I was told that pulling grass could be a very meditative process. If the grass is too deeply rooted to be pulled by hand, you must use a pickaxe. When you do this, you have to be careful to aim your pickaxe to get at the base and pull the roots out completely or else the grass will grow back. Once pulled, there is a layer of soil clumped to the roots that is important to shake off back onto the ground to provide a layer of higher quality soil. The grass is then laid in a pile to be used as mulch for the plants in the syntropic agroforestry system. The whole process does end up being rather meditative, and I’ve come to enjoy it.



Origen del Agua


I’ve also participated in in some regenerative work in Orígen del Agua which is being spearheaded by Joe’s ex-wife Jessica and her partner Oswaldo, an expert on native birds, ecological restoration, and the territory as a whole. The goal for the day was to transport various plants from Oswaldo and Jessica’s houses to Orígen del Agua via truck. This proved to be no simple task as we ran into road construction and streets blocked by cars, delaying our intended arrival. These sorts of interruptions seem fairly typical for Colombia, which is not so strict with schedules like in the United States, so I viewed it all as a bit of a cultural learning opportunity. Lifting and moving all the heavy bags of plants potted in soil was difficult work, but this sort of hard work was what I was hoping to do in Barichara. Putting some real physical energy into regenerative work felt really great after having talked so much about it for the last eight months in Earth Regenerators; there really is no replacement for actually getting out there and physically doing the work of regeneration.

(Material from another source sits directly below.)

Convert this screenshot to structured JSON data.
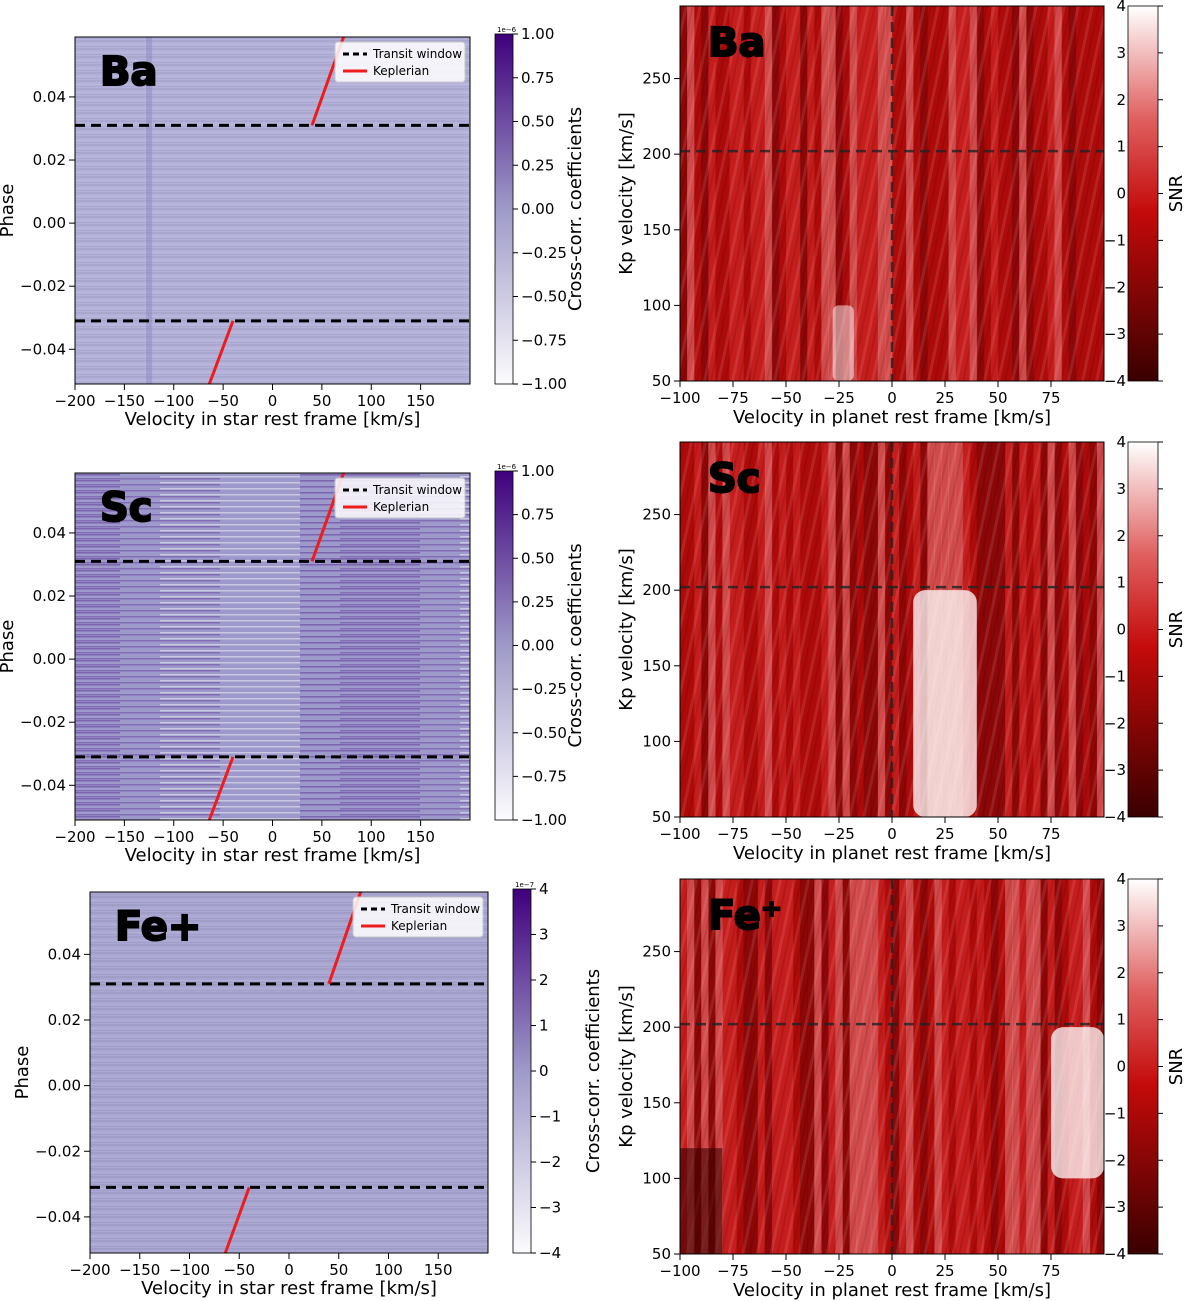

Jessica was another great individual to meet with a lot of knowledge about the land and regenerative work. Communication with Oswaldo, who only spoke Spanish, was a bit more difficult, and Jessica had to serve as translator. When she wasn’t there, it led to some pretty hilarious situations with me trying to figure out what I was being directed to do by Oswaldo. Even using the most basic Spanish, I sometimes still couldn’t quite figure out what was being said, but it was still all good fun. Despite the language barrier, I could tell the deep knowledge of this territory that Oswaldo held and was very appreciative to be able to help out with this important work. Still, I highly recommend learning at least a bit of Spanish if you come here; the more the better.



Jakob and me at the Bioparque after pulling grass


My approach in coming to Barichara was the same as my engagement with Earth Regenerators: go with the flow, see what emerges, and move towards where you feel you can best lend your support. So far, this has felt like it has worked well, and much more has happened here than what I could fit into an already long post. I have met so many wonderfully interesting and authentic individuals and had so many deep and important conversations.

On the night I first got here, Penny and Joe took me out to dinner, and one of the things we discussed was the deep importance of feeling embodied, both within oneself and with the land. This has always been something I have had difficulty with, and I am attempting to use my opportunity here to learn to feel into this sort of groundedness. I have begun to work on this by spending time alone in the Bioparque just sitting in awareness of all the complexity that is around me. This has already helped in ways I had not fully expected. I have felt moments of deep connectedness that I have never experienced before, and I’m working to deepen this awareness every day. This is truly a magical place with magical people doing magical work and I feel beyond grateful that I am able to play even a small part in the work being done here. If it is within your ability, I highly recommend coming here; there is just so much to learn.